A mon village, il n’y a que les va-nu-pieds qui marchent en haillons et avec nonchalance. Il faut penser aussi à ces moments pénibles du midi, car c’est le silence absolu qui substitue le battement des cœurs et le hurlement des hommes et des bêtes à la fois ; tandis qu’un tourbillon de rayons scintille fortement et embrase ardemment les têtes nues des paysans. Midi, c’est le temps d’alerte !!
Mais que faire, si on ne se borne point à se taire ? Avec toute sa force, on a envie de se noyer dans les hauts océans plutôt que de se laisser flamber par la réverbération perpétuelle et sanglante d’un soleil implacable. Cependant, à droite de la vallée, et au détour d’un vaste chemin tortueux, un murmure d’eau déchire le cœur de ce silence, avec son clapotement mélancolique comme si la plainte unique des êtres et des choses continue son haleine au fond de la rivière. L’eau coule doucement, et son miroitement la rend particulièrement très luisante et plus belle à jamais. Là-haut, à peine quelques pas du rivage, des oliviers s’alignent indifféremment, prés des collines qui descendent vers l’est du paysage. Sous les ombrages, les bergers et leurs troupeaux s’endorment paisiblement au milieu du bourdonnement continuel des insectes. On dirait qu’un engourdissement bizarre s’apaisait sur l’ensemble de cette nature qui porte en elle les vagues rancœurs des visages crispés par l’indigence. Ces couleurs ternes, ces longues branches qui s’étendent ainsi que des bras humains, ces monts brûlés, ce fouillis d’ombres, cette brûlure désastreuse qui ravage le sol ; tout cela n’est qu’un tableau noir et morne de la pourriture et de la nausée. Et puis, il y a, le vide blafard du ciel qui couvre, comme un linceul, cette campagne déserte. Une immobilité complète s’impose dans l’atmosphère ; aucune agitation, aucun souffle ne traverse cet air alourdi et imprégné par l’odeur âcre des murailles souillées. Voilà bien des années et des siècles que nos pauvres paysans succombent incessamment sous le temps infernal du midi et souffrent silencieusement dans la misère et la haine, attendant, chacun à son tour l’horrible instant de la délivrance c’est-à-dire la mort.
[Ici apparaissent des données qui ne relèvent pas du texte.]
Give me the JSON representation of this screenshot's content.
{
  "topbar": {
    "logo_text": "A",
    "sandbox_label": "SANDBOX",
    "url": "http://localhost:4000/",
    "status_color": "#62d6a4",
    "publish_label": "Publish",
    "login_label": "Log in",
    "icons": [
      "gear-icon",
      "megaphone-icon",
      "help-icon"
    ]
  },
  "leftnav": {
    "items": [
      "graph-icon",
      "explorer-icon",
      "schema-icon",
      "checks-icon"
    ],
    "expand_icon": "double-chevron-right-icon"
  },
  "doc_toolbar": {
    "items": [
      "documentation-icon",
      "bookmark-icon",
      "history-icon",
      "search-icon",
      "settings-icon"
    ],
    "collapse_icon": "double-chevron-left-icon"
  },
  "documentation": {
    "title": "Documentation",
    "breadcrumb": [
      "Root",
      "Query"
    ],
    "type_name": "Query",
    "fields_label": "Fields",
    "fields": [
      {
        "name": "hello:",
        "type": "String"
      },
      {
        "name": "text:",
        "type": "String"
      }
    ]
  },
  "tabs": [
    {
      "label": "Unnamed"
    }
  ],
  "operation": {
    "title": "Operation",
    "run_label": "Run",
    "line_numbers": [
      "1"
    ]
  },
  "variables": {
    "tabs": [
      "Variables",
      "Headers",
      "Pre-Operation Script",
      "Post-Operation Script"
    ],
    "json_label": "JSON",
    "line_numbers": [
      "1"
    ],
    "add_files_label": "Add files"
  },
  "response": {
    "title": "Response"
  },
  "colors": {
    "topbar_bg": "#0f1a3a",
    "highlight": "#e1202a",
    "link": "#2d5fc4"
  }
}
Le soir venu. Un léger apaisement s’insinue peu à peu dans les âmes affaissées et un long soulagement se voit dans les yeux hagards. Le soleil se précipite dans sa marche glorieuse, comme s’il est épris d’un sentiment de pitié, à l’égard de ces frêles créatures, maîtrisées et soumises par sa seule force qui s’affaiblit maintenant à mesure qu’il s’approche des grandes montagnes prêtes à l’accueillir avec enchantement. Les jets de lumière crépusculaires accompagnés d’un vent céleste et un peu rafraîchissant se dispersent aux alentours de mon village.
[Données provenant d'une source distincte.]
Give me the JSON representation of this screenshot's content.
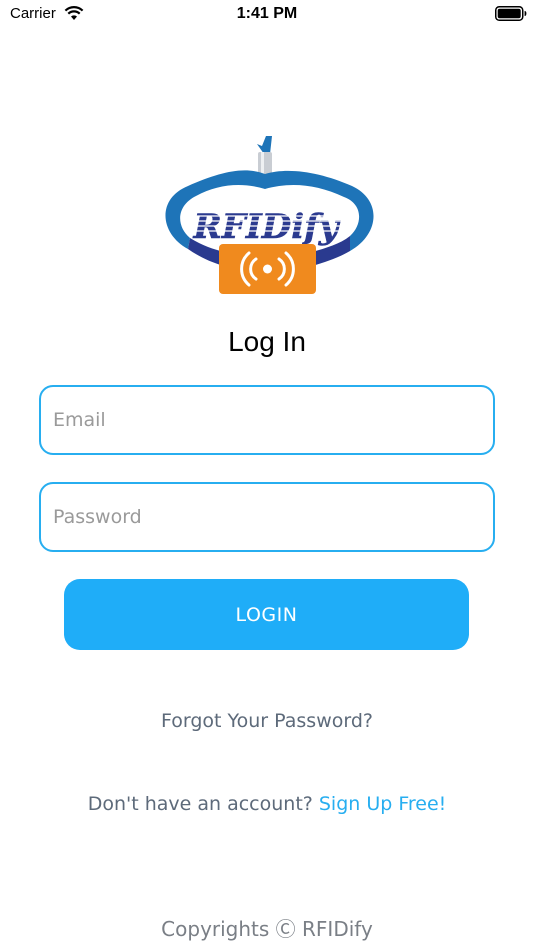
{
  "status_bar": {
    "carrier": "Carrier",
    "time": "1:41 PM",
    "icons": [
      "wifi-icon",
      "battery-icon"
    ]
  },
  "logo": {
    "text": "RFIDify",
    "colors": {
      "band": "#1e74b8",
      "band_dark": "#2a3a8f",
      "tag": "#f08a1e",
      "text": "#2b3a8f"
    }
  },
  "login": {
    "title": "Log In",
    "email_placeholder": "Email",
    "password_placeholder": "Password",
    "button_label": "LOGIN"
  },
  "links": {
    "forgot_password": "Forgot Your Password?",
    "no_account_text": "Don't have an account?",
    "signup": "Sign Up Free!"
  },
  "footer": {
    "copyright": "Copyrights Ⓒ RFIDify"
  },
  "colors": {
    "accent": "#27aef0",
    "button": "#1fadf8",
    "muted_text": "#5d6a7a"
  }
}
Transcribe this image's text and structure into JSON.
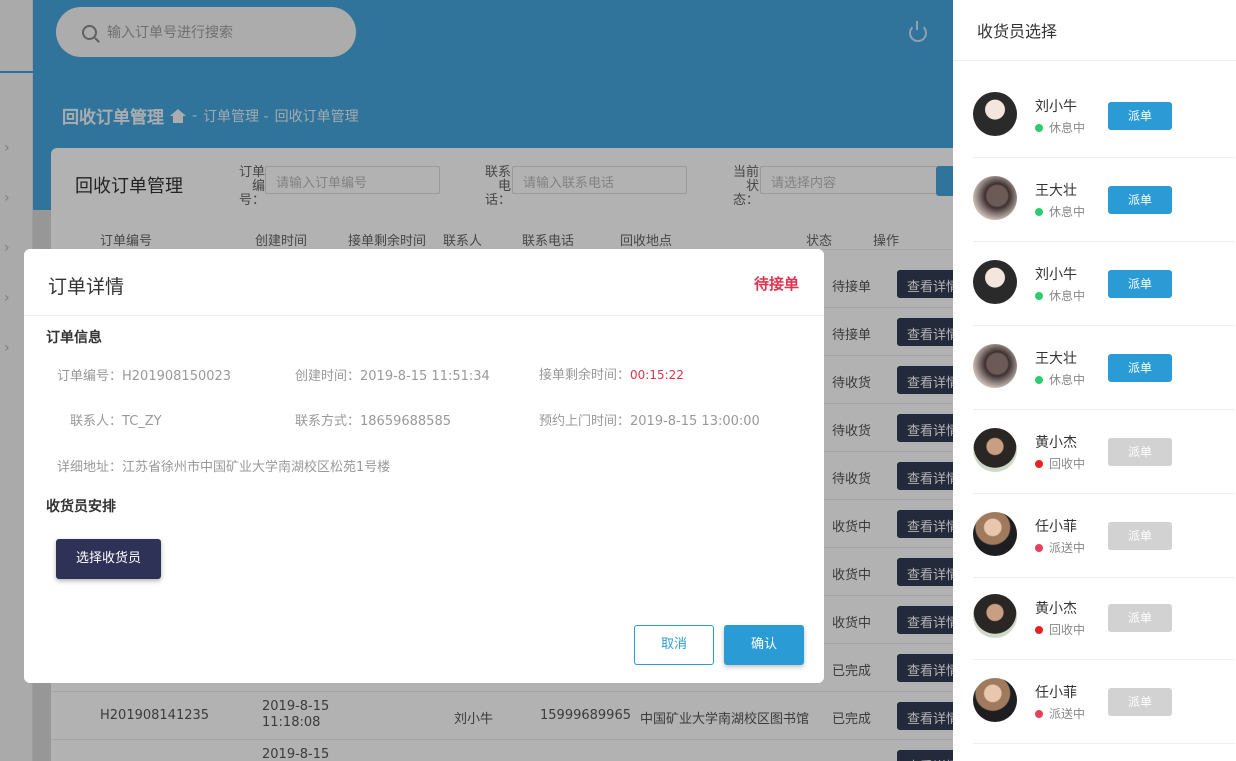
{
  "search": {
    "placeholder": "输入订单号进行搜索"
  },
  "breadcrumb": {
    "current": "回收订单管理",
    "sep1": "-",
    "level1": "订单管理 -",
    "level2": "回收订单管理"
  },
  "card": {
    "title": "回收订单管理",
    "filters": {
      "order_no_label": "订单编号：",
      "order_no_placeholder": "请输入订单编号",
      "phone_label": "联系电话：",
      "phone_placeholder": "请输入联系电话",
      "status_label": "当前状态：",
      "status_placeholder": "请选择内容"
    },
    "columns": [
      "订单编号",
      "创建时间",
      "接单剩余时间",
      "联系人",
      "联系电话",
      "回收地点",
      "状态",
      "操作"
    ],
    "rows": [
      {
        "status": "待接单",
        "action": "查看详情"
      },
      {
        "status": "待接单",
        "action": "查看详情"
      },
      {
        "status": "待收货",
        "action": "查看详情"
      },
      {
        "status": "待收货",
        "action": "查看详情"
      },
      {
        "status": "待收货",
        "action": "查看详情"
      },
      {
        "status": "收货中",
        "action": "查看详情"
      },
      {
        "status": "收货中",
        "action": "查看详情"
      },
      {
        "status": "收货中",
        "action": "查看详情"
      },
      {
        "status": "已完成",
        "action": "查看详情"
      },
      {
        "order_no": "H201908141235",
        "created_date": "2019-8-15",
        "created_time": "11:18:08",
        "contact": "刘小牛",
        "phone": "15999689965",
        "place": "中国矿业大学南湖校区图书馆",
        "status": "已完成",
        "action": "查看详情"
      },
      {
        "created_date": "2019-8-15",
        "status": "",
        "action": "查看详情"
      }
    ]
  },
  "modal": {
    "title": "订单详情",
    "status": "待接单",
    "order_section": "订单信息",
    "order_no_label": "订单编号：",
    "order_no": "H201908150023",
    "created_label": "创建时间：",
    "created": "2019-8-15 11:51:34",
    "remaining_label": "接单剩余时间：",
    "remaining": "00:15:22",
    "contact_label": "联系人：",
    "contact": "TC_ZY",
    "phone_label": "联系方式：",
    "phone": "18659688585",
    "visit_label": "预约上门时间：",
    "visit": "2019-8-15 13:00:00",
    "address_label": "详细地址：",
    "address": "江苏省徐州市中国矿业大学南湖校区松苑1号楼",
    "collector_section": "收货员安排",
    "pick_button": "选择收货员",
    "cancel": "取消",
    "confirm": "确认"
  },
  "panel": {
    "title": "收货员选择",
    "people": [
      {
        "name": "刘小牛",
        "status": "休息中",
        "status_color": "#2ecc71",
        "action": "派单",
        "enabled": true
      },
      {
        "name": "王大壮",
        "status": "休息中",
        "status_color": "#2ecc71",
        "action": "派单",
        "enabled": true
      },
      {
        "name": "刘小牛",
        "status": "休息中",
        "status_color": "#2ecc71",
        "action": "派单",
        "enabled": true
      },
      {
        "name": "王大壮",
        "status": "休息中",
        "status_color": "#2ecc71",
        "action": "派单",
        "enabled": true
      },
      {
        "name": "黄小杰",
        "status": "回收中",
        "status_color": "#e82222",
        "action": "派单",
        "enabled": false
      },
      {
        "name": "任小菲",
        "status": "派送中",
        "status_color": "#e8405a",
        "action": "派单",
        "enabled": false
      },
      {
        "name": "黄小杰",
        "status": "回收中",
        "status_color": "#e82222",
        "action": "派单",
        "enabled": false
      },
      {
        "name": "任小菲",
        "status": "派送中",
        "status_color": "#e8405a",
        "action": "派单",
        "enabled": false
      }
    ]
  },
  "colors": {
    "accent": "#2b9bd6",
    "header": "#45a6e0",
    "danger": "#e0344e",
    "dark_button": "#2f3257"
  }
}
Ainsi la vie recommence, un grand tapage renaît dans l’immensité des cieux et de la terre. Et cette jungle humaine ressuscite encore une fois de plus. Elle est là, au fond de sa lassitude, toute pâle d’horreur comme si elle est sortie d’un enfer sans lisières. Un fourmillement des gens et des animaux réapparaît dans une confusion insolite, rien n’est plus consolable que ces dernières heures de la soirée pendant lesquelles le corps reprend sa respiration ordinaire. Mais, après cette longue torture sinistre, c’est le chahut, le bavardage, la frénésie et le délire qui s’emparent de ce monde en léthargie.

La nuit c’est autre chose. De tout coté, le voile sombre et épais de la nuit se forme, se cramponne, s’élargit. A part quelques lampes et bougies allumés, çà et là, derrière les fenêtres et les lucarnes. Mon village, baigne et s’enfonce dans les ténèbres. Au dessus de tout, la lune se dresse majestueusement et rampe au milieu d’un ciel étoilé et doré. Certes, elle peut éclairer ces taudis et ces chemins qui ne mènent nulle part, mais elle n’illumine jamais ces esprits mis au joug de la misère. C’est pourquoi, ils restent ignorants et inconscients de la véritable nuit pleine de serpents venimeux qui se nouent invisiblement autour d’eux et durant toute leur vie.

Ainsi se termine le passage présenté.